MET exon 14 skipping is often caused by DNA changes near splice sites, so it is related to mutations, but the defining feature is the splicing outcome—exon 14 is omitted from the MET mRNA. Clinicians may use terms like “METex14” as shorthand. The lab method used can affect how the result is reported.
Q: How is MET exon 14 skipping tested for?
It is usually detected through molecular testing such as next-generation sequencing on tumor tissue. In some cases, it can be detected through a blood-based liquid biopsy that looks for tumor DNA. Sometimes RNA-based testing is used to more directly confirm the exon-skipping event.
Q: Does testing hurt, and will I need anesthesia?
The testing itself is done in a laboratory. Discomfort depends on how the sample is collected: a blood draw is typically brief, while a tissue biopsy may involve local anesthesia, sedation, or other pain-control methods depending on the biopsy site and technique. Your clinical team typically explains expected sensations and recovery for the specific sampling approach.
Q: If MET exon 14 skipping is found, does that mean targeted therapy will definitely work?
Not necessarily. This biomarker can indicate that MET signaling is important in a tumor, but response varies by cancer type and stage and by additional tumor features.
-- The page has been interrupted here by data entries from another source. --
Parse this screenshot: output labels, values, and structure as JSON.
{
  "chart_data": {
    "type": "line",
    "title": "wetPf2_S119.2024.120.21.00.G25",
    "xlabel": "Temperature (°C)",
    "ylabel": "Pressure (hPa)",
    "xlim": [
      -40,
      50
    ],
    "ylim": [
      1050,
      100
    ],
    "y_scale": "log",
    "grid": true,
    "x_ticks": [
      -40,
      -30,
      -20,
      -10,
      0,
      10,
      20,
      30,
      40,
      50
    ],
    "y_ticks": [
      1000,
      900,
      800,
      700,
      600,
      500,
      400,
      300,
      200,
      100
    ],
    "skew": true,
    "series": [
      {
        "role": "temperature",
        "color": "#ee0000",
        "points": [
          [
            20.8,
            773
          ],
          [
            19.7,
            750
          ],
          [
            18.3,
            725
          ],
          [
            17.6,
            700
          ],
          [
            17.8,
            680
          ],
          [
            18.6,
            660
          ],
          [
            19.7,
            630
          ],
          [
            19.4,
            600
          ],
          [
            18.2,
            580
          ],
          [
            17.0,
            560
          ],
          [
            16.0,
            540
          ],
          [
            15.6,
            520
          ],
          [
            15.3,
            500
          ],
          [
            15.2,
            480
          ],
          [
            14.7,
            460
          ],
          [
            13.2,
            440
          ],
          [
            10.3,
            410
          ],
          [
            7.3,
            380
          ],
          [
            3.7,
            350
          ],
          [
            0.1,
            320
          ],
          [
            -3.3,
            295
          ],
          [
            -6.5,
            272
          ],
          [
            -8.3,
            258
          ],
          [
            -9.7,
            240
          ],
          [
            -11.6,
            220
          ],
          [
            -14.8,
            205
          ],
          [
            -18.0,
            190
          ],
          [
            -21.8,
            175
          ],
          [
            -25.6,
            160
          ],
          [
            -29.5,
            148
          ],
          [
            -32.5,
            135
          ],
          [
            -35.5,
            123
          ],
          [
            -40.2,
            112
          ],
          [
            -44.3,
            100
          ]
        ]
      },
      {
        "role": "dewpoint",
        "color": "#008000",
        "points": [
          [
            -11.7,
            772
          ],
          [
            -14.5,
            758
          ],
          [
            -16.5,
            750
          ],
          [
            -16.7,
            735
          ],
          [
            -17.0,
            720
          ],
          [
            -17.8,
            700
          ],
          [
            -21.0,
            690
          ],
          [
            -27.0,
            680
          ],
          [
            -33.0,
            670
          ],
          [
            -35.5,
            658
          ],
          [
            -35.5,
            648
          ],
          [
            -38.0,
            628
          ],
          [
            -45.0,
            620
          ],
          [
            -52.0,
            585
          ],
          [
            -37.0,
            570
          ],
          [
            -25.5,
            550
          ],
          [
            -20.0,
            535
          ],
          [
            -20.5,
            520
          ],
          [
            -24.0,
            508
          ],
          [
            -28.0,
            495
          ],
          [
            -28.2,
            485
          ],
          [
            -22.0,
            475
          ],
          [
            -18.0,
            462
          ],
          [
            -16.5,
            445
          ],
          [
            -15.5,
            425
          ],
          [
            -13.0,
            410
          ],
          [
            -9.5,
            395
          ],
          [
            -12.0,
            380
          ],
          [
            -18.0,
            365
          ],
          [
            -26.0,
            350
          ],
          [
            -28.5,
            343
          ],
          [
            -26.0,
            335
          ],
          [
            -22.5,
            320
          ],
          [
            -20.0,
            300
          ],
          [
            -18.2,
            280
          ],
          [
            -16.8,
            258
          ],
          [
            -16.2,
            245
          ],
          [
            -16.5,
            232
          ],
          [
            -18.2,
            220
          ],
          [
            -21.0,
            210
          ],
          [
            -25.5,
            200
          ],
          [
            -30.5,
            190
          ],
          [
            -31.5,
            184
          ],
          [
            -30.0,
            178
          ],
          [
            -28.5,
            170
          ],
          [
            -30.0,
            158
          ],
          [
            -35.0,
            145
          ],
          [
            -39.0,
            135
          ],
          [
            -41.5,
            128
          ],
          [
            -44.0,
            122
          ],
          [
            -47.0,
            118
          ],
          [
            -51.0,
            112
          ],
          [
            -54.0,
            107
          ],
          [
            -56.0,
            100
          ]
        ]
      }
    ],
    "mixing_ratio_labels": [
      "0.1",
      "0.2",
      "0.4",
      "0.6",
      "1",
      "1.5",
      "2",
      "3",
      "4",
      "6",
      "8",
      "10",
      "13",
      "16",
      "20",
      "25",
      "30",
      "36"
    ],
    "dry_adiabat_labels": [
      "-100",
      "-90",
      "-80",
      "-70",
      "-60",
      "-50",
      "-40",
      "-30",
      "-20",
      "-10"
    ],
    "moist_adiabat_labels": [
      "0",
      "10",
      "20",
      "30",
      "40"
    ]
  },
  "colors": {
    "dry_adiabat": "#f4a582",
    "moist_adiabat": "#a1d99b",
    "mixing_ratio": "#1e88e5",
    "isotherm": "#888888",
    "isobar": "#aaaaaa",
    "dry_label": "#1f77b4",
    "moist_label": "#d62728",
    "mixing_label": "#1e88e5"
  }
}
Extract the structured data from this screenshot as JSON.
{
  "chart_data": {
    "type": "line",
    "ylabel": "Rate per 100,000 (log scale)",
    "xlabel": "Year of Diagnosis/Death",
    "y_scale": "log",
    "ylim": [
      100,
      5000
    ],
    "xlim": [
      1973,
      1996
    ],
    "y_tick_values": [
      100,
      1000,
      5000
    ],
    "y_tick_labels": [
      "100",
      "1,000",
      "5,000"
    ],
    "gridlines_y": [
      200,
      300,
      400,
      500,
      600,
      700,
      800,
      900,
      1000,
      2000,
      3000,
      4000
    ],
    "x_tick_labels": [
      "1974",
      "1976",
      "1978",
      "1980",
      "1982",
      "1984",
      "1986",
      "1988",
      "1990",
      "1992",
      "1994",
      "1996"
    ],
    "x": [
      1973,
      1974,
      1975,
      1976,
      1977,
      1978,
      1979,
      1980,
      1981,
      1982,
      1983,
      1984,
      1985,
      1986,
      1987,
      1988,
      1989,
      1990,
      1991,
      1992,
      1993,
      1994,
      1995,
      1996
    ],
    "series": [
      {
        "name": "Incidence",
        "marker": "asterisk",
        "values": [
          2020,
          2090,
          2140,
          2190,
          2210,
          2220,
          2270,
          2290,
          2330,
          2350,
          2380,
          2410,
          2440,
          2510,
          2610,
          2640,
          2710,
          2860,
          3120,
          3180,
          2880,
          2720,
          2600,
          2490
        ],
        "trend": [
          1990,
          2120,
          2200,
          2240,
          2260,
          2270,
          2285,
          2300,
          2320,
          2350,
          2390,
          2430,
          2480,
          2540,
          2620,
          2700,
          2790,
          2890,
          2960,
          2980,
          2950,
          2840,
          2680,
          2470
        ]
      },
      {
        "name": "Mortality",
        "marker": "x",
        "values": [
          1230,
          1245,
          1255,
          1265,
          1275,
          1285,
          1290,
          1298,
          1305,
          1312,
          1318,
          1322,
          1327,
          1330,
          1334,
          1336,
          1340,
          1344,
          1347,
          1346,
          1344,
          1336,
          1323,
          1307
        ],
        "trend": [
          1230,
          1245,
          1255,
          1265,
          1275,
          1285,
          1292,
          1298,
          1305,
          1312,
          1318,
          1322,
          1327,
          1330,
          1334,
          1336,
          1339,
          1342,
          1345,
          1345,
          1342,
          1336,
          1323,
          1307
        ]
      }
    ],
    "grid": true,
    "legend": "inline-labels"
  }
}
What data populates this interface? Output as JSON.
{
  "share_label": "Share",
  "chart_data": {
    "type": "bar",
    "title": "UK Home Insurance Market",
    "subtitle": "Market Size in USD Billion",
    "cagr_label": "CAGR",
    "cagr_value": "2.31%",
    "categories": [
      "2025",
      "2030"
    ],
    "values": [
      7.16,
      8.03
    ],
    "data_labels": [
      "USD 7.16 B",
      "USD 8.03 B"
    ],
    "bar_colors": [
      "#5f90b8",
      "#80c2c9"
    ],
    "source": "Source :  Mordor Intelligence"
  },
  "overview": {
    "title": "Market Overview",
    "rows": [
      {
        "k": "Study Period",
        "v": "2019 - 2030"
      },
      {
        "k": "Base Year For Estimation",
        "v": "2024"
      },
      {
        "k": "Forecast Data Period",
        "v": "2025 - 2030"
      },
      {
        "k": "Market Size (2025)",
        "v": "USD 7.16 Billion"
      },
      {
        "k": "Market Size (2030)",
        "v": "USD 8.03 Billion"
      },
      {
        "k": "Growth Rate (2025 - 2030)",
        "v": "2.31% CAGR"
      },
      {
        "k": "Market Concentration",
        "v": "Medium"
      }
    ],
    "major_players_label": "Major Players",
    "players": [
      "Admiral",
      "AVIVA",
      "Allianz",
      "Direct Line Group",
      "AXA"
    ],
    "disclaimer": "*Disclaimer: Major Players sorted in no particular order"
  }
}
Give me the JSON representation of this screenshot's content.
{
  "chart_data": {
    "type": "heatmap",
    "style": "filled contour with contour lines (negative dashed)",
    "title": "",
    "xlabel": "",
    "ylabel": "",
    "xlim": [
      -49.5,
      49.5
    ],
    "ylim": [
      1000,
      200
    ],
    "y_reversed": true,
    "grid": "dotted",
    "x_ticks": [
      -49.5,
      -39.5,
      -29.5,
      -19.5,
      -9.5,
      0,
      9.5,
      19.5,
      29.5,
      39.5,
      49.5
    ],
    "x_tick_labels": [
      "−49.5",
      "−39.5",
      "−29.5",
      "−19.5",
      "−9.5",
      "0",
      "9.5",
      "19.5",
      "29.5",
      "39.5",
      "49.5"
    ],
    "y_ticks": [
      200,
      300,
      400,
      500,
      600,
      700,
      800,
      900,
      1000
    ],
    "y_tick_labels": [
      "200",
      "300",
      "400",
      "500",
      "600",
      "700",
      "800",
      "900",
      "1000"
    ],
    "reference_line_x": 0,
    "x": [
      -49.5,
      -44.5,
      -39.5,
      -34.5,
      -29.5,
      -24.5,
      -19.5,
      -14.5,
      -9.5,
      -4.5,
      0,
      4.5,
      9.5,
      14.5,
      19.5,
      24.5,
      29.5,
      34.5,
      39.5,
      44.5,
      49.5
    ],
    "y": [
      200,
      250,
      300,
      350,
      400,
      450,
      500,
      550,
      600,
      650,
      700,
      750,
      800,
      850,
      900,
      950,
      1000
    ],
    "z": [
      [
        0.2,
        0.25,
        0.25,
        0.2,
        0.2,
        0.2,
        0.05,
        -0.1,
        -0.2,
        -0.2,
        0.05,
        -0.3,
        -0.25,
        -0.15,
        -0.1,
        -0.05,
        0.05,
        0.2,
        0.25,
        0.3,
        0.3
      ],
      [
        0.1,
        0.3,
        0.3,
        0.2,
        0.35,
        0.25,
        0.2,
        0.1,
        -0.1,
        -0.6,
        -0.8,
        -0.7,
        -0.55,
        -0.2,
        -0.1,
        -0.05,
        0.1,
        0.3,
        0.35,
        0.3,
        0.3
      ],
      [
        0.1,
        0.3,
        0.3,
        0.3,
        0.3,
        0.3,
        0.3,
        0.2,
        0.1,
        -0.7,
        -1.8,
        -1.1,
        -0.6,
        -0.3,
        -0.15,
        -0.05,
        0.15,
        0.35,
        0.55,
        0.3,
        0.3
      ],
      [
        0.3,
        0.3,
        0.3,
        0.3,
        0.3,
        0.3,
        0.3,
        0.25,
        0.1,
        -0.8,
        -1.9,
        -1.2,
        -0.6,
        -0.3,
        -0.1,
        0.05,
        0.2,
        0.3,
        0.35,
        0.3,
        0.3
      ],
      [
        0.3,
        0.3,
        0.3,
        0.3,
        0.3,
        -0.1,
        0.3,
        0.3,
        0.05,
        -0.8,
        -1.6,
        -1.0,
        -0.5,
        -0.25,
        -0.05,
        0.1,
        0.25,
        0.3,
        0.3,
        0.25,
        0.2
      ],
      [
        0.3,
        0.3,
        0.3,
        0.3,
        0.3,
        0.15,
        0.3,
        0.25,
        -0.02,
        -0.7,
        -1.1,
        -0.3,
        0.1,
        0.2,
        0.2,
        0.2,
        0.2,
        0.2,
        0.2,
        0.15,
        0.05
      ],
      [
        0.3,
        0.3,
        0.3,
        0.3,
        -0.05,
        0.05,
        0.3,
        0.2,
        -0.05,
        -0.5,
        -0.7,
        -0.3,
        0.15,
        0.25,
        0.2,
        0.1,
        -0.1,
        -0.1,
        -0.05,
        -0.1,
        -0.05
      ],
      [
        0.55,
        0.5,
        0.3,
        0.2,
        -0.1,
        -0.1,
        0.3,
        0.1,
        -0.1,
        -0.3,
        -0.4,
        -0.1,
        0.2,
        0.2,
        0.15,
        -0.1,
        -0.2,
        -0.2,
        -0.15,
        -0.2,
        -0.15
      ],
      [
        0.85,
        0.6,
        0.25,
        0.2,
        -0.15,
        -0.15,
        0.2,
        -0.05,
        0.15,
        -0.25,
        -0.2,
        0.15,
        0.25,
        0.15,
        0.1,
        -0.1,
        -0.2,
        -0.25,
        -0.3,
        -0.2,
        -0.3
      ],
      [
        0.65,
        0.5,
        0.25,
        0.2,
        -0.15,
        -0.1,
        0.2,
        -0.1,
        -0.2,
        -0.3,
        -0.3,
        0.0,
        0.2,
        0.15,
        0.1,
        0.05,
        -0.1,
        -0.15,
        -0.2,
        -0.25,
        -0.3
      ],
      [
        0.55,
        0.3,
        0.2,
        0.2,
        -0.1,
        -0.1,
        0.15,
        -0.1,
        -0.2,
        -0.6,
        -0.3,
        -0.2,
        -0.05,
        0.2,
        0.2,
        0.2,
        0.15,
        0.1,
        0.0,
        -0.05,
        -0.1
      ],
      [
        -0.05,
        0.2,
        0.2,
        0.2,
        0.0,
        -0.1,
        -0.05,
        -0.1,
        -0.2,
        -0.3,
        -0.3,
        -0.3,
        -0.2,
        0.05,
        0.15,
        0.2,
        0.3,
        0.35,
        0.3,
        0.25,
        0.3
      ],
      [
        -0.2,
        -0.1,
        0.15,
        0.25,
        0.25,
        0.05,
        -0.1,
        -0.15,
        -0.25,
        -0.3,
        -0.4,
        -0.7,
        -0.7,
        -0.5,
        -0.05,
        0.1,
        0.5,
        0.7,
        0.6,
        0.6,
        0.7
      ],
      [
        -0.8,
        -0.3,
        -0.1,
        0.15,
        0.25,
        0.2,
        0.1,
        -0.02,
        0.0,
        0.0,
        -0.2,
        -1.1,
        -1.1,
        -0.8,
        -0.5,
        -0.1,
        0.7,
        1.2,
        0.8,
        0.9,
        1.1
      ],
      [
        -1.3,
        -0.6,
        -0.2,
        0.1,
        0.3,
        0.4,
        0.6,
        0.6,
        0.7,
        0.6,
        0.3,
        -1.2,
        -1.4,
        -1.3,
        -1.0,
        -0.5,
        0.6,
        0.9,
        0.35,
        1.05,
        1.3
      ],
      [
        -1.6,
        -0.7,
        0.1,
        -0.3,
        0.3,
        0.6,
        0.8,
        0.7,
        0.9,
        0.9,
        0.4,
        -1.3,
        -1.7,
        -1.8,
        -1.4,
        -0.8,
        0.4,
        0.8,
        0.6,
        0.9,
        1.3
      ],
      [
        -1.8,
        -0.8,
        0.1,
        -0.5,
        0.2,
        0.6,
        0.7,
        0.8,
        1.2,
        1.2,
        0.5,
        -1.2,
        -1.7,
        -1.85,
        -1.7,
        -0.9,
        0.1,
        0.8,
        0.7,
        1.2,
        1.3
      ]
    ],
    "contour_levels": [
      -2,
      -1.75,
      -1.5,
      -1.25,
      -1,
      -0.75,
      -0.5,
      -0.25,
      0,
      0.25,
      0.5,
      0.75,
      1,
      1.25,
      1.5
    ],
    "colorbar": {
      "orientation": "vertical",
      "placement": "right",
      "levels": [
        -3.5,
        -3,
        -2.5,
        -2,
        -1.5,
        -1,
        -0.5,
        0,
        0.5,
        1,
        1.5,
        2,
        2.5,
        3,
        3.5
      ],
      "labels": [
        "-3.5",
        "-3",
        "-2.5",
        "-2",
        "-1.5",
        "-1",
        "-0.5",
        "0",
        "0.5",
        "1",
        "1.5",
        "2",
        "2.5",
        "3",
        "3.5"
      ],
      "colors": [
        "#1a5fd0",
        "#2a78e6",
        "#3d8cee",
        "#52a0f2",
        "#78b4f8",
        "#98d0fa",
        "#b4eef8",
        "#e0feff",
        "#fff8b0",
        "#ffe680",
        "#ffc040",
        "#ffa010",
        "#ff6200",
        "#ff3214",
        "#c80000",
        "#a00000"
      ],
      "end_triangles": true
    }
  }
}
Even with an initial response, some tumors later develop resistance.
Q: What side effects can happen with MET-targeted treatments?
Side effects vary by specific drug and individual factors. Examples that clinicians commonly monitor for include swelling (edema), nausea, diarrhea or constipation, fatigue, appetite changes, and changes in liver blood tests. Rare but potentially serious lung inflammation has been reported with some targeted therapies, so new or worsening breathing symptoms are usually evaluated promptly by the care team.
Q: How long does treatment last if a MET inhibitor is used?
Duration is individualized and depends on response, side effects, and the overall treatment plan. In advanced cancer, targeted therapy may continue as long as it is helping and tolerable, but this varies by clinician and case. Some people may switch therapies if the cancer changes or if side effects become limiting.
Q: Will I be able to work or do normal activities during treatment?
Many people can continue some daily activities, but energy levels and side effects vary widely. Swelling, fatigue, and gastrointestinal effects can affect comfort and mobility. Clinicians often adjust supportive care and, when needed, modify dosing to balance treatment and daily function.
Q: What does a negative result mean—does it rule out MET involvement?
A negative result means MET exon 14 skipping was not detected by that test in that sample. It may be truly absent, or it may be missed due to low tumor content, technical limits of the assay, or low circulating tumor DNA in blood testing. When results do not fit the clinical picture, clinicians sometimes consider repeat or alternative testing methods.
Q: Is MET exon 14 skipping inherited, and does it affect family members?
In most cases, MET exon 14 skipping is considered a somatic alteration, meaning it arises in tumor cells and is not inherited. However, genetics can be complex, and clinicians may recommend genetic counseling when there are features suggesting an inherited cancer syndrome. The decision to pursue germline testing depends on personal and family history and tumor findings.
Q: What about fertility and pregnancy concerns?
Fertility and pregnancy considerations depend on the overall cancer treatment plan, the specific drugs used, and the patient’s circumstances. Some systemic therapies may pose risks to a developing pregnancy or may affect fertility potential. Oncology teams commonly discuss fertility preservation and contraception considerations before starting systemic treatment, when relevant.